Mehmet Demirtaş: Göztepe ile başlayan ve Denizlispor adına hüsranla biten futbol yılında 9 sezon hasretini çektiği lige veda etti Denizli. İlk 26 haftada Yücel İldiz-Mehmet Özdilek-Bülent Uygun olmak üzere 3 isimle çalıştıktan sonra Robert Prosinecki-Kenan Atik-Yalçın Koşukavak-Hakan Kutlu-Ali Tandoğan ile götürmeye çalıştılar gemiyi. Ancak istikrar kelimesiyle uzaktan yakından ilişkili olmadıkları için istenileni elde edemediler. Olağan dışı yaşadığımız ve yaşamayı da sürdürdüğümüz bu futbol mevsiminde birilerinin ya da bir kulübün üzerine gitmeyi şahsen doğru bulmuyorum.

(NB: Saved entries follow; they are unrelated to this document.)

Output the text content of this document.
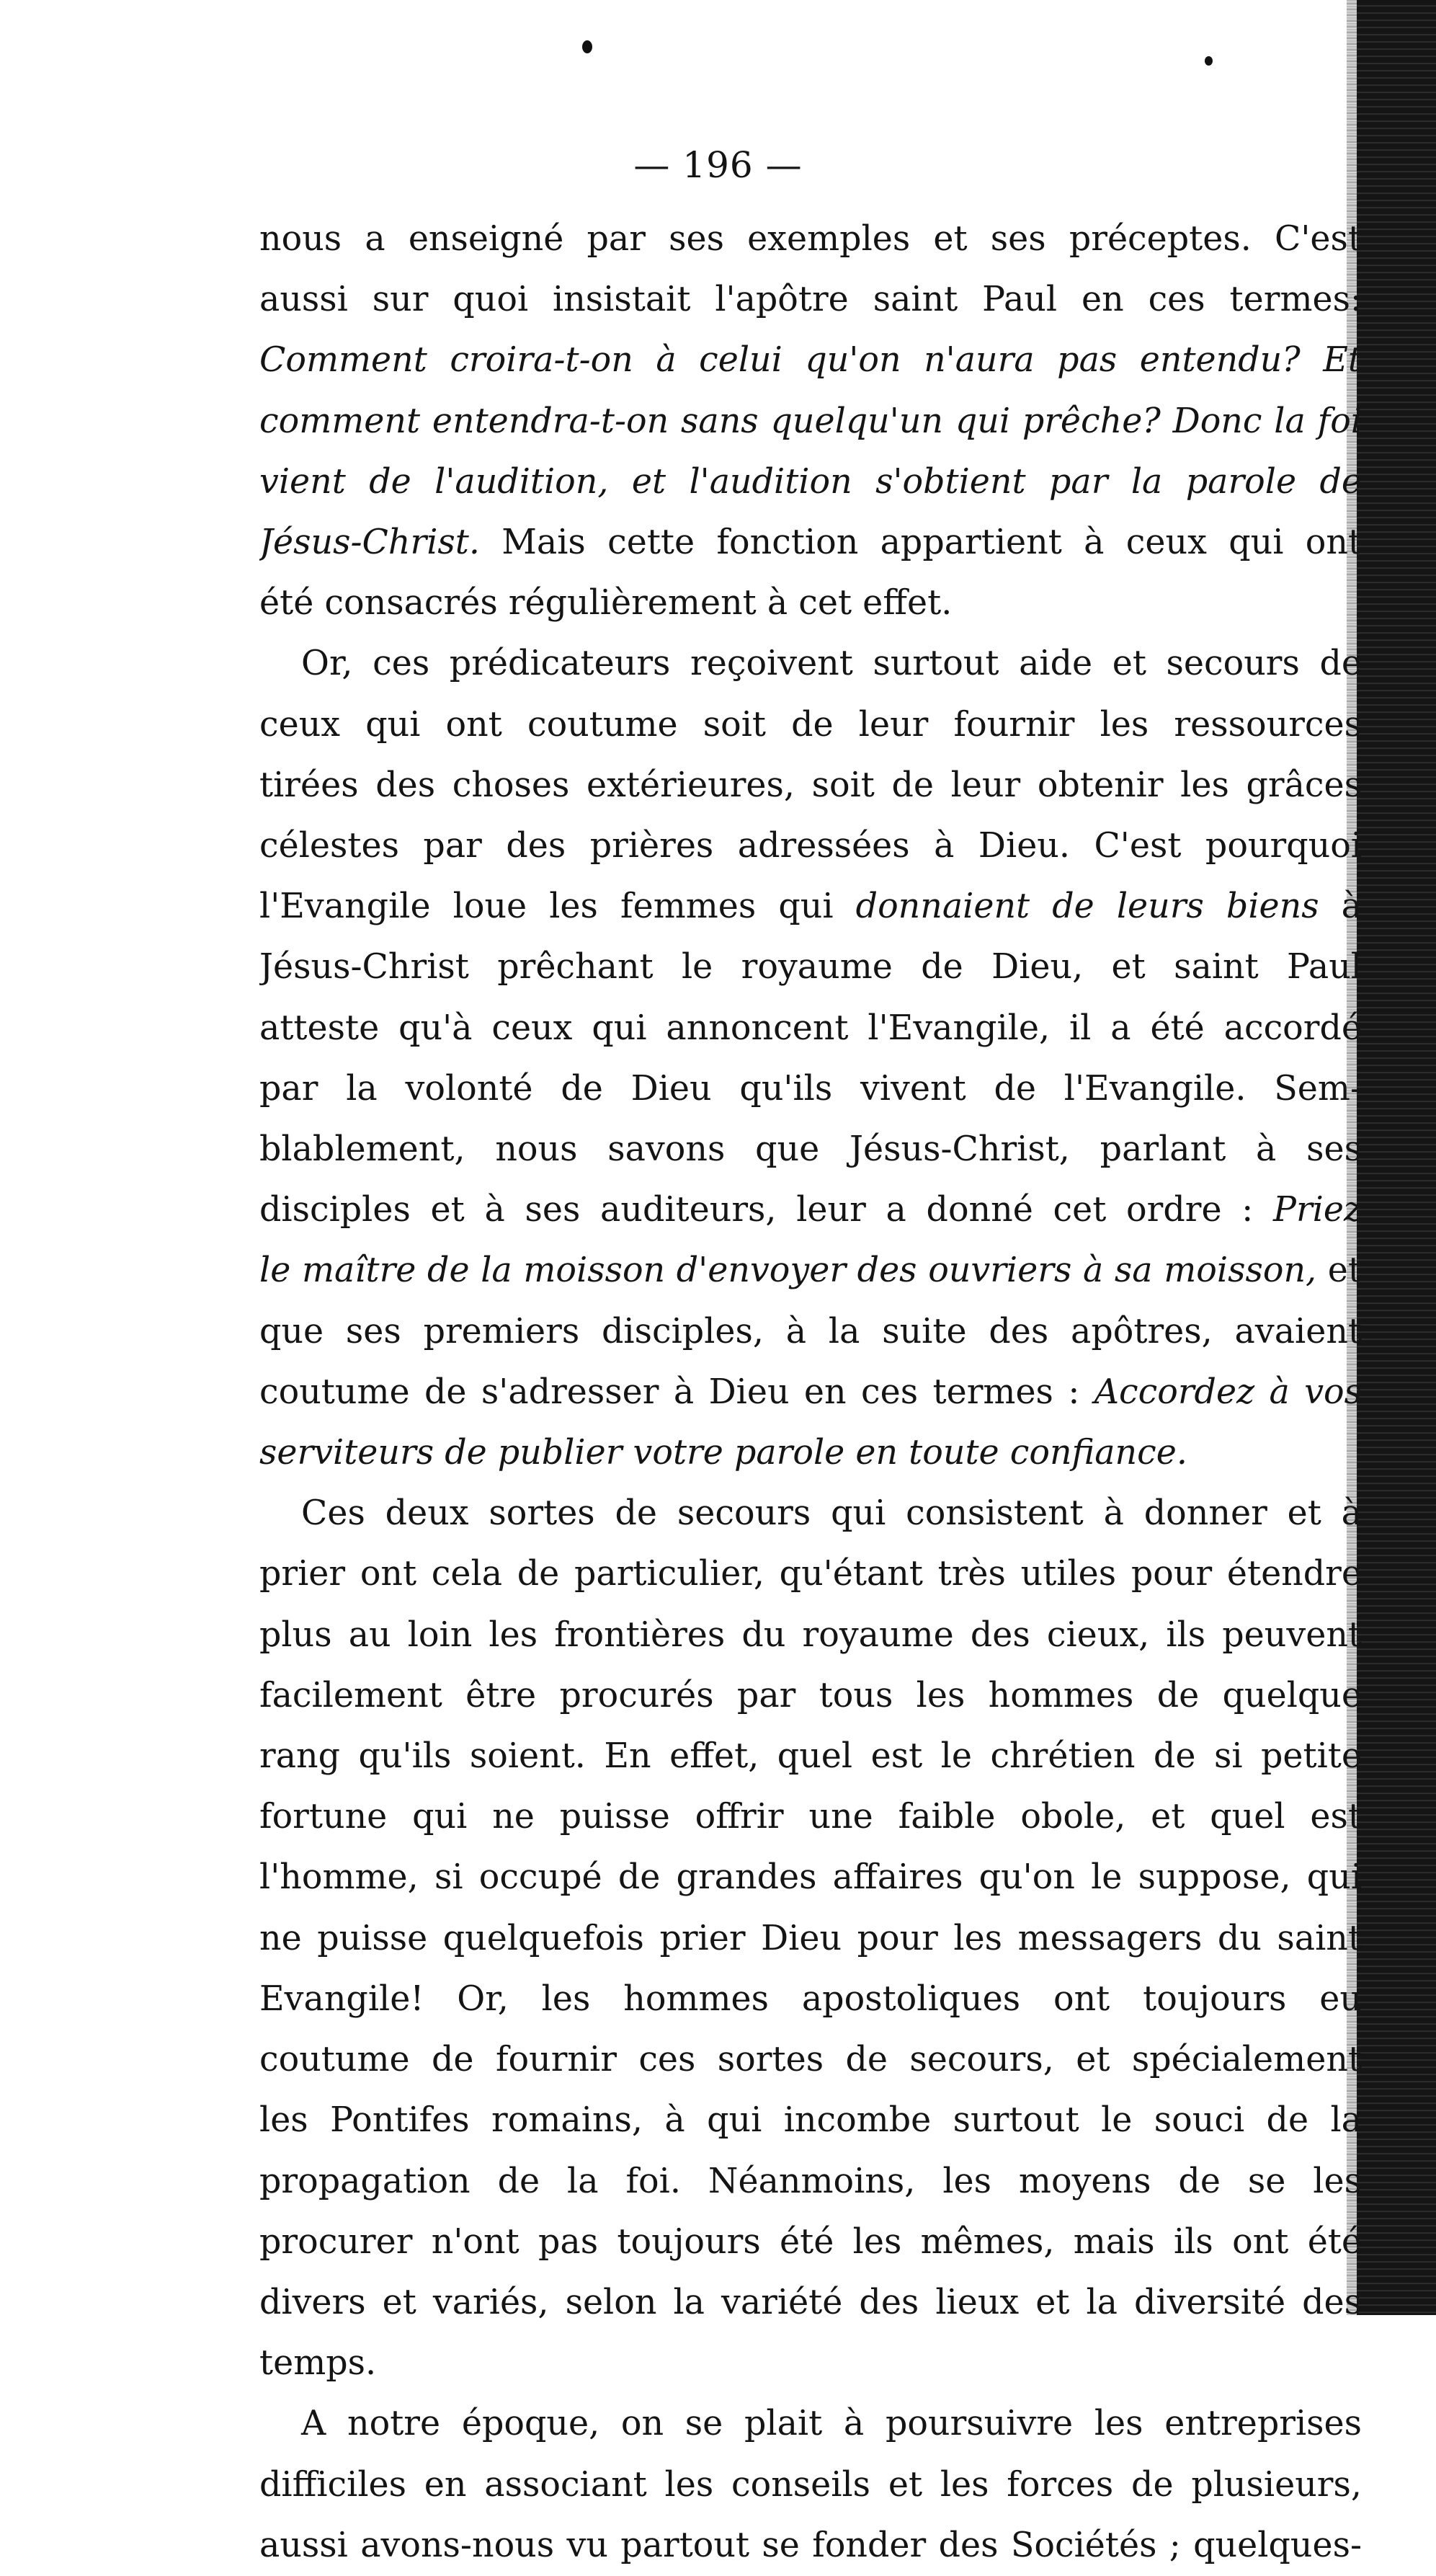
— 196 —
nous a enseigné par ses exemples et ses préceptes. C'est
aussi sur quoi insistait l'apôtre saint Paul en ces termes:
Comment croira-t-on à celui qu'on n'aura pas entendu? Et
comment entendra-t-on sans quelqu'un qui prêche? Donc la foi
vient de l'audition, et l'audition s'obtient par la parole de
Jésus-Christ. Mais cette fonction appartient à ceux qui ont
été consacrés régulièrement à cet effet.
Or, ces prédicateurs reçoivent surtout aide et secours de
ceux qui ont coutume soit de leur fournir les ressources
tirées des choses extérieures, soit de leur obtenir les grâces
célestes par des prières adressées à Dieu. C'est pourquoi
l'Evangile loue les femmes qui donnaient de leurs biens à
Jésus-Christ prêchant le royaume de Dieu, et saint Paul
atteste qu'à ceux qui annoncent l'Evangile, il a été accordé
par la volonté de Dieu qu'ils vivent de l'Evangile. Sem-
blablement, nous savons que Jésus-Christ, parlant à ses
disciples et à ses auditeurs, leur a donné cet ordre : Priez
le maître de la moisson d'envoyer des ouvriers à sa moisson, et
que ses premiers disciples, à la suite des apôtres, avaient
coutume de s'adresser à Dieu en ces termes : Accordez à vos
serviteurs de publier votre parole en toute confiance.
Ces deux sortes de secours qui consistent à donner et à
prier ont cela de particulier, qu'étant très utiles pour étendre
plus au loin les frontières du royaume des cieux, ils peuvent
facilement être procurés par tous les hommes de quelque
rang qu'ils soient. En effet, quel est le chrétien de si petite
fortune qui ne puisse offrir une faible obole, et quel est
l'homme, si occupé de grandes affaires qu'on le suppose, qui
ne puisse quelquefois prier Dieu pour les messagers du saint
Evangile! Or, les hommes apostoliques ont toujours eu
coutume de fournir ces sortes de secours, et spécialement
les Pontifes romains, à qui incombe surtout le souci de la
propagation de la foi. Néanmoins, les moyens de se les
procurer n'ont pas toujours été les mêmes, mais ils ont été
divers et variés, selon la variété des lieux et la diversité des
temps.
A notre époque, on se plait à poursuivre les entreprises
difficiles en associant les conseils et les forces de plusieurs,
aussi avons-nous vu partout se fonder des Sociétés ; quelques-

Fakat zorluksa herkes için zorluk var. Böylesine kaliteli ayakları olup da böylesi kötü istatistiğe sahip olmak çok ciddi sıkıntıların olduğuna en büyük delil. Sorgulanması gereken pek çok husus var. İsmine menajer mi dersiniz, yönetici mi ya da başka bir şey mi, takdir size kalmış. Küme düşülür, seneye yeniden çıkılır. Mühim olan bu değildir. Borçlar için telaffuz edilen rakamlar dudak uçuklatacak cinsten. Peki bu borçlardan arınmak kaç senemizi alır? Ya da tam arınma sağlanır mı? Kabus dolu sezonda verilen emek, ödenen ücretler, harcanan zaman bir çırpıda çöpe gitti.